SEC Fallout Phillip Capital the latest victim to US Regulations

U.S. Securities and Exchange Commission SEC

U.S. Securities and Exchange Commission

In a letter to its clients today Phillip Capital announced it would no longer offer Forex Trading to its clients located in the United States. The letter cited the recent announcement by the SEC (Securities and Exchange Commission) banning Retail Forex Trading from being offered by US Broker Dealers. Previous to this announcement those firms that were dually registered with both the SEC and CFTC as an FCM (Futures Commission Merchant) were exempt. This move demonstrates that US regulators like the SEC are determined to rid retail Forex from the US landscape. Fortunately for Phillip Capital, they have several regulated jurisdictions that they operate from and have referred non-US clients to.

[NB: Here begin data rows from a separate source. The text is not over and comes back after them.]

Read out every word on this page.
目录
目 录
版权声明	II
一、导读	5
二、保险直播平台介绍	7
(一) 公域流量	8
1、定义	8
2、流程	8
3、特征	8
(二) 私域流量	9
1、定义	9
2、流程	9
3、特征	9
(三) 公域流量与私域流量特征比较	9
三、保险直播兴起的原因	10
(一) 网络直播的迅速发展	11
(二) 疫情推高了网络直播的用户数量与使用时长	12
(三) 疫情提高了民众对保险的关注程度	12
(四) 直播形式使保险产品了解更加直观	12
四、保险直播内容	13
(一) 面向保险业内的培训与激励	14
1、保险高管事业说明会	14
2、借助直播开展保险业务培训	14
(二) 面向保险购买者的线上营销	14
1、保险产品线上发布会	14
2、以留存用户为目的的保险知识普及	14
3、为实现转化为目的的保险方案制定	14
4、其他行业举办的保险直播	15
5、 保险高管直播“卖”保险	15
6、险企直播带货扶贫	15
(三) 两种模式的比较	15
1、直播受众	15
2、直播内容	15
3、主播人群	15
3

SEC States the Only exemption for Forex Providers is an ECP or Eligible Contract Participant

The only exception that is left in the US is the ECP or Eligible Contract Participant. An ECP is defined as an entity or individual with more than $10 million in assets. This limits Forex to a product only to be offered to Institutional Investors. This move does not impact the current handful of FDMs that are the only ones that can provide margin Forex to the retail public.  This will probably result in even more consolidation in the US Retail Forex Space.  E-Trade the well-known online stock brokerage site which using a white label of FXCM and TradeKing who acts as an Introducing Broker to Forex.com are a couple of examples of the consolidation that is happening in the US.

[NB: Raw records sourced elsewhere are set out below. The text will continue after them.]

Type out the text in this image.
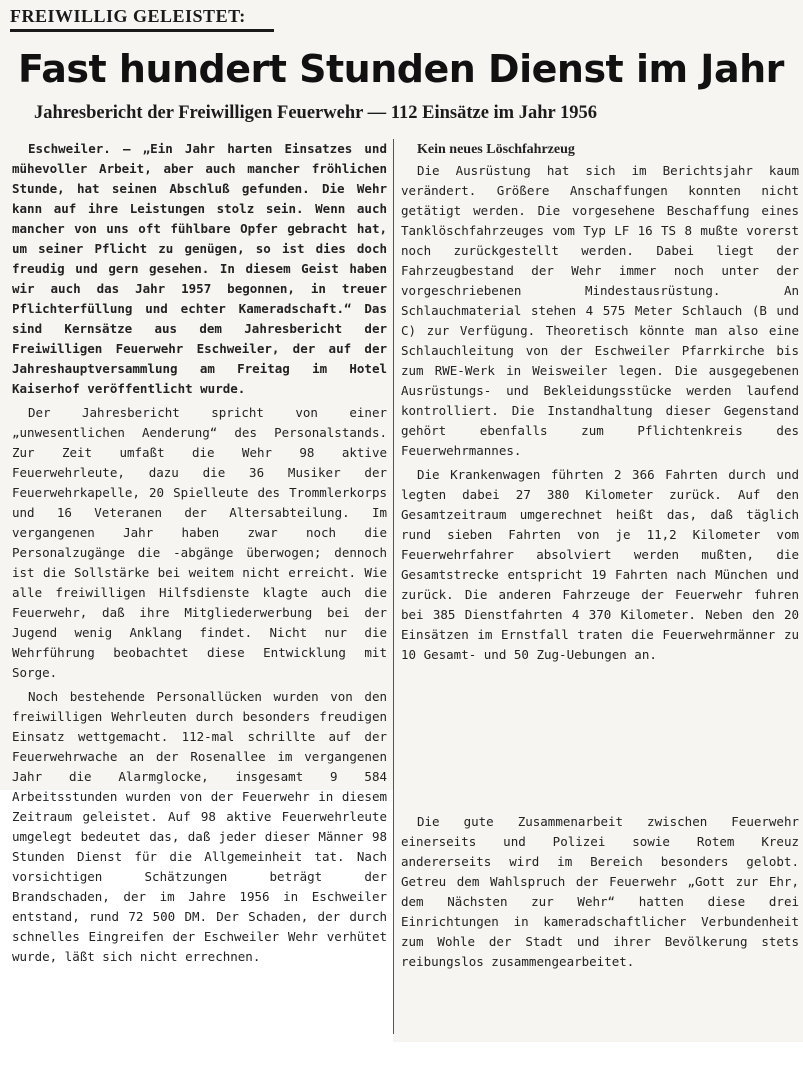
FREIWILLIG GELEISTET:
Fast hundert Stunden Dienst im Jahr
Jahresbericht der Freiwilligen Feuerwehr — 112 Einsätze im Jahr 1956

Eschweiler. — „Ein Jahr harten Einsatzes und mühevoller Arbeit, aber auch mancher fröhlichen Stunde, hat seinen Abschluß gefunden. Die Wehr kann auf ihre Leistungen stolz sein. Wenn auch mancher von uns oft fühlbare Opfer gebracht hat, um seiner Pflicht zu genügen, so ist dies doch freudig und gern gesehen. In diesem Geist haben wir auch das Jahr 1957 begonnen, in treuer Pflichterfüllung und echter Kameradschaft.“ Das sind Kernsätze aus dem Jahresbericht der Freiwilligen Feuerwehr Eschweiler, der auf der Jahreshauptversammlung am Freitag im Hotel Kaiserhof veröffentlicht wurde.

Der Jahresbericht spricht von einer „unwesentlichen Aenderung“ des Personalstands. Zur Zeit umfaßt die Wehr 98 aktive Feuerwehrleute, dazu die 36 Musiker der Feuerwehrkapelle, 20 Spielleute des Trommlerkorps und 16 Veteranen der Altersabteilung. Im vergangenen Jahr haben zwar noch die Personalzugänge die -abgänge überwogen; dennoch ist die Sollstärke bei weitem nicht erreicht. Wie alle freiwilligen Hilfsdienste klagte auch die Feuerwehr, daß ihre Mitgliederwerbung bei der Jugend wenig Anklang findet. Nicht nur die Wehrführung beobachtet diese Entwicklung mit Sorge.

Noch bestehende Personallücken wurden von den freiwilligen Wehrleuten durch besonders freudigen Einsatz wettgemacht. 112-mal schrillte auf der Feuerwehrwache an der Rosenallee im vergangenen Jahr die Alarmglocke, insgesamt 9 584 Arbeitsstunden wurden von der Feuerwehr in diesem Zeitraum geleistet. Auf 98 aktive Feuerwehrleute umgelegt bedeutet das, daß jeder dieser Männer 98 Stunden Dienst für die Allgemeinheit tat. Nach vorsichtigen Schätzungen beträgt der Brandschaden, der im Jahre 1956 in Eschweiler entstand, rund 72 500 DM. Der Schaden, der durch schnelles Eingreifen der Eschweiler Wehr verhütet wurde, läßt sich nicht errechnen.

Kein neues Löschfahrzeug

Die Ausrüstung hat sich im Berichtsjahr kaum verändert. Größere Anschaffungen konnten nicht getätigt werden. Die vorgesehene Beschaffung eines Tanklöschfahrzeuges vom Typ LF 16 TS 8 mußte vorerst noch zurückgestellt werden. Dabei liegt der Fahrzeugbestand der Wehr immer noch unter der vorgeschriebenen Mindestausrüstung. An Schlauchmaterial stehen 4 575 Meter Schlauch (B und C) zur Verfügung. Theoretisch könnte man also eine Schlauchleitung von der Eschweiler Pfarrkirche bis zum RWE-Werk in Weisweiler legen. Die ausgegebenen Ausrüstungs- und Bekleidungsstücke werden laufend kontrolliert. Die Instandhaltung dieser Gegenstand gehört ebenfalls zum Pflichtenkreis des Feuerwehrmannes.

Die Krankenwagen führten 2 366 Fahrten durch und legten dabei 27 380 Kilometer zurück. Auf den Gesamtzeitraum umgerechnet heißt das, daß täglich rund sieben Fahrten von je 11,2 Kilometer vom Feuerwehrfahrer absolviert werden mußten, die Gesamtstrecke entspricht 19 Fahrten nach München und zurück. Die anderen Fahrzeuge der Feuerwehr fuhren bei 385 Dienstfahrten 4 370 Kilometer. Neben den 20 Einsätzen im Ernstfall traten die Feuerwehrmänner zu 10 Gesamt- und 50 Zug-Uebungen an.

Die gute Zusammenarbeit zwischen Feuerwehr einerseits und Polizei sowie Rotem Kreuz andererseits wird im Bereich besonders gelobt. Getreu dem Wahlspruch der Feuerwehr „Gott zur Ehr, dem Nächsten zur Wehr“ hatten diese drei Einrichtungen in kameradschaftlicher Verbundenheit zum Wohle der Stadt und ihrer Bevölkerung stets reibungslos zusammengearbeitet.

Most Likely There will Be more to Leave the US Market

It looks highly unlikely that there will be any new participants in Retail Forex in the US. Over the past eight years, the regulations have become daunting. The current net capital requirement for an FDM is $20 million plus 5% of the client deposits. US regulators have also taken away the ability to place a hedge position on a Forex Pair. Recently regulators banned deposits from credit cards which in Retail Forex is a standard method of receiving deposits.  For now, it looks like US Retail Forex will continue to be dominated by the likes of Oanda, FXCM, and Forex.com.